Last week, there spoke at our church (Imago Dei) a reverand from Sudan named Celestin Musekura. I, unfortunately, was speaking at a conference that weekend and missed his sermon (I highly urge you to download the sermon and listen to it: here). This man and his family lived in and through the Rwanda genocide in the early 1990s. He encouraged the church body to see the new movie Hotel Rwanda. He assured us that the movie was a painfully true representation of what happened there.
So, my close friend Josh “Social Activist” Butler suggested that we, the band, take a break from our weekly Monday practice and go watch the movie together. The women couldn’t attend, so it became a sort of “guys’ movie night”. Now I realize that none of us were prepared for what we would see and experience in this movie.
Don’t worry, I’m not going to give any spoilers in this post, but I can tell you that I came away from the movie utterly disgusted with myself and the western world. At a time when we’re at war in Iraq (over less than clear humanitarian reasons and more for political and economical motivations), this movie puts human suffering and genocide on the map.
After seeing this movie and processing it over a few pale ales at the Virginia Cafe with Josh and Anthony “mad MAX driver” Forrester, two strong gutteral responses welled up deep within me: shame and outrage. Shame for my past personal indifference to the Rwandan genocide. Shame for my current lack of involvement in the current Sudanese crisis. Outrage that my country and the world powers did so little to intervene and stop the massive killings (estimated to be around 800.000).Here is a quote from Clinton’s State Department on the issue in June 1994:
“That’s just not a question that I’m in a position to answer.”
“Well, is it true that you have specific guidance not to use the word ‘genocide’ in isolation, but always to preface it with these words ‘acts of’?”
I think the most outrageous aspect of international genocide and human rights violations, is how (apparently) little the Church (i.e., the global Christian church, not just Catholics or protestants, etc) is doing about them.
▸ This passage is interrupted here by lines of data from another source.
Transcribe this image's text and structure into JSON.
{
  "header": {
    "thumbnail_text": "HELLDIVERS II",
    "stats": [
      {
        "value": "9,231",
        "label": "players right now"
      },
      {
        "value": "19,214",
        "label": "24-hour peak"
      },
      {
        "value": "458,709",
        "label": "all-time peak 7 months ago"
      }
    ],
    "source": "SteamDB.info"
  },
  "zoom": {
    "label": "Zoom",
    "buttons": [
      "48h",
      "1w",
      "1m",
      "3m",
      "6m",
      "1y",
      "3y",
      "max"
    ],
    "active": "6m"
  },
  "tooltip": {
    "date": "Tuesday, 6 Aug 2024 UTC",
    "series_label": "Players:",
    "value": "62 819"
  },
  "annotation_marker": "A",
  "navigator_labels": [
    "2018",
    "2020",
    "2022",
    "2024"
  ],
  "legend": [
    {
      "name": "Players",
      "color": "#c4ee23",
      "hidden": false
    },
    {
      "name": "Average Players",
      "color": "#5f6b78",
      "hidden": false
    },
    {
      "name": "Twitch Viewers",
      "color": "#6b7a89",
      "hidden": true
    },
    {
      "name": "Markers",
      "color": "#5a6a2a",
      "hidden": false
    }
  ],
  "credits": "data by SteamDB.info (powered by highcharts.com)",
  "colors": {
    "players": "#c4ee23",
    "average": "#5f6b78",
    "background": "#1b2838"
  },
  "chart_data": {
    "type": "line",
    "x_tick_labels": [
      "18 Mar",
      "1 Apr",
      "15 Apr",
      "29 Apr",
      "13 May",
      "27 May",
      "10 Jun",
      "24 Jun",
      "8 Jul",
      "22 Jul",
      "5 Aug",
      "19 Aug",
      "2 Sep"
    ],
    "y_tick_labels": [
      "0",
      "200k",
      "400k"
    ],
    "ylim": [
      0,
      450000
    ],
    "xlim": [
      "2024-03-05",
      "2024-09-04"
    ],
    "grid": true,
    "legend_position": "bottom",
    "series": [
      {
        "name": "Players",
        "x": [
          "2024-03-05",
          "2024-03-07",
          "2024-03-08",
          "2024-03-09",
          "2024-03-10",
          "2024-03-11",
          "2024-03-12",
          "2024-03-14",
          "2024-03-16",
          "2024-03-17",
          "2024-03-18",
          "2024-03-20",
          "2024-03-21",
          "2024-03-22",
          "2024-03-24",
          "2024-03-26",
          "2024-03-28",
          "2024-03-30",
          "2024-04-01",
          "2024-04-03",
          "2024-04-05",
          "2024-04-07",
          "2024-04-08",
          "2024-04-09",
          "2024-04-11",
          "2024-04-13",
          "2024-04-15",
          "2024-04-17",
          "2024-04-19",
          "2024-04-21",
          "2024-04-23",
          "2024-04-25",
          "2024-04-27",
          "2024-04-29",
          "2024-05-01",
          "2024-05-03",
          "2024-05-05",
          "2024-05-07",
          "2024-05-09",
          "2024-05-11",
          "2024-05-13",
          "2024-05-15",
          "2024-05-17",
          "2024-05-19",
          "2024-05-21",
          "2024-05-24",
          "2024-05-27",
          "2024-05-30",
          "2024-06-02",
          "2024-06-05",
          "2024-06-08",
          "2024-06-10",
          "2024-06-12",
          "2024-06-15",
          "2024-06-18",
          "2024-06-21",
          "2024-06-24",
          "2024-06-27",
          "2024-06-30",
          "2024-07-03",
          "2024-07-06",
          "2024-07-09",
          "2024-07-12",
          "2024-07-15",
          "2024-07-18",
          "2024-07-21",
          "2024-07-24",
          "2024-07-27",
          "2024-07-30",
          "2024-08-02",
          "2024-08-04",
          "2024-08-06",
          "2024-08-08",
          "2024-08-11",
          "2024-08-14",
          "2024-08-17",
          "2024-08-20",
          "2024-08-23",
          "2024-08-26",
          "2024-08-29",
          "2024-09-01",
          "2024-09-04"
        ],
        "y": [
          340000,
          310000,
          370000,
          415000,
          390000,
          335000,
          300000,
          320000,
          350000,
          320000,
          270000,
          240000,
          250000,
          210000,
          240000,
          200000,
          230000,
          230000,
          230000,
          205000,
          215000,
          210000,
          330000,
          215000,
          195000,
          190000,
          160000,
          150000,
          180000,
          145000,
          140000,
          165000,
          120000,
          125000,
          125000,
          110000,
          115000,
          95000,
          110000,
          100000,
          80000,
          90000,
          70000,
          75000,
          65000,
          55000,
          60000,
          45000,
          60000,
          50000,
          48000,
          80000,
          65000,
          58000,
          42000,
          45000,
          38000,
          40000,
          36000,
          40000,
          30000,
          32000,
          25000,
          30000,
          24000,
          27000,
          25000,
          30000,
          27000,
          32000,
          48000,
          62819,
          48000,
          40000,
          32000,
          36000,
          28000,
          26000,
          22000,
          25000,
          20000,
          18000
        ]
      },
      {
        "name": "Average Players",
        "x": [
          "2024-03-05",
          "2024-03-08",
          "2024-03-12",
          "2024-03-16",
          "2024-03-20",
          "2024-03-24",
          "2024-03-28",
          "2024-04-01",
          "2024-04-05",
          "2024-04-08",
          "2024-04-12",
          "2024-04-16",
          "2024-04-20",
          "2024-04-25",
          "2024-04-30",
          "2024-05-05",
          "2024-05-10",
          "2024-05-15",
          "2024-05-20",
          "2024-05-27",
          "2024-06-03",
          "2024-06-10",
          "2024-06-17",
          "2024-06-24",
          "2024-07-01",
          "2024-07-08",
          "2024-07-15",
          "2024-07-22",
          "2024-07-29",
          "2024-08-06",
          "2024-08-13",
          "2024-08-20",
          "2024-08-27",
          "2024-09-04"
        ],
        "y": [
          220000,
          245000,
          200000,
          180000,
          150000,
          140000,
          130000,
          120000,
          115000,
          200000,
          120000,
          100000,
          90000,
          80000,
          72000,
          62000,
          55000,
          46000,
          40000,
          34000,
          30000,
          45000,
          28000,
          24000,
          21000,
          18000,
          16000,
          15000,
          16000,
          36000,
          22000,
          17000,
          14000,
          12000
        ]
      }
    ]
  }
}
Christ was the ultimate human rights crusader and advocate for the poor, helpless, sick, and downtrodden. The Church appears to me to have (willingly vs. unknowningly?) allowed itself to become marginalized and impotent in these matters. Josh had a great idea: what if we staged a 40 day public fast (say, in Portland’s Pioneer Courthouse Square) for solidarity and to speak of our outrage against the atrocities in Sudan? What if? Lent would be a perfect time to do it (but we’re already now 2 weeks into Lent). Hmm… This summer? Next year’s Lent?
These genocides are absolute travesties. What should I be doing about this? I’m not totally sure of that yet, but I will be thinking and praying about it. Here’s a good place to start too: Passion of the Present (Sudan).
:: peder ::
So, as so often happens, I had an epiphany as I was in bed talking to Holly, peparing for the highly-anticipated slumber…
We were catching up with each other (time with each other since returning from Hawaii has been severely limited by my need to complete a presentation for a conference this weekend in Sun River, Orygun). She was sharing some intimate, (very) deep, personal spiritual insights and thoughts about what she was learning in her spiritual formation class (intense) at Imago. It is amazing how much she has learned about herself and her relationship with God within just a few weeks. She was relating about how most of this new learning was coming about via a lot of purposeful introspection and quiet reflection. As she was telling me this, I became quite morose. However, I didn’t know I was morose, yet. What I felt, suddenly, was “The Funk.”
The Funk, as you may know, may be defined one of many ways, including that syncopated afro beat made famous in the 1970s by Herbie Hancock, Bootsy Collins, Curtis Mayfield, and George Clinton. The funk I’m talking about, though, is that sudden, seemingly unexplainable, temporary feeling of depression, loss, or longing. Its etiology is usually just… out of reach. Perceptible but frustratingly intangible. This time, though, I was able to pinpoint the causitive factor: timelessness.
After some thought regarding the matter, I realized (lightbulb anyone?) that I have been suffering from a lack of reflection. I’ve always wondered (with some cynicism no doubt) how the average American, who watches 4 hours of TV per day, has time to effectively reflect on current events or politics, let alone delve into more important existential issues. I thought I was “ahead of the game”, since I don’t watch the tele at all. I oft thought aloud proudly, “I have an extra 4 hours a day to be a better, reflective person, not just one of those ‘reactive’ American types.”
Instead, much to my chagrin, I’ve succumbed to the same “busy-ness” of which most other people around me are victims. I have filled my evenings with an extraordinary time on the computer, including researching current events, reading blogs, reading thoughtful theological articles and critiques, responding to a gizillion emails from friends and Classic Jazz Corner listeners, et cetera ad nauseam. I desperately need more time to think. How can this be done, when so many of the things listed above are relative needs for me right now? I’m pulled from many directions - family, God, work, personal interests (fewer and fewer hobbies), exercise, etc. Maybe I’ll sleep less. Maybe I’ll give up blogging (rarely do it anyway). Should I give up the jazz broadcast? Unfortunately, the solution is the problem: time to think. Ack.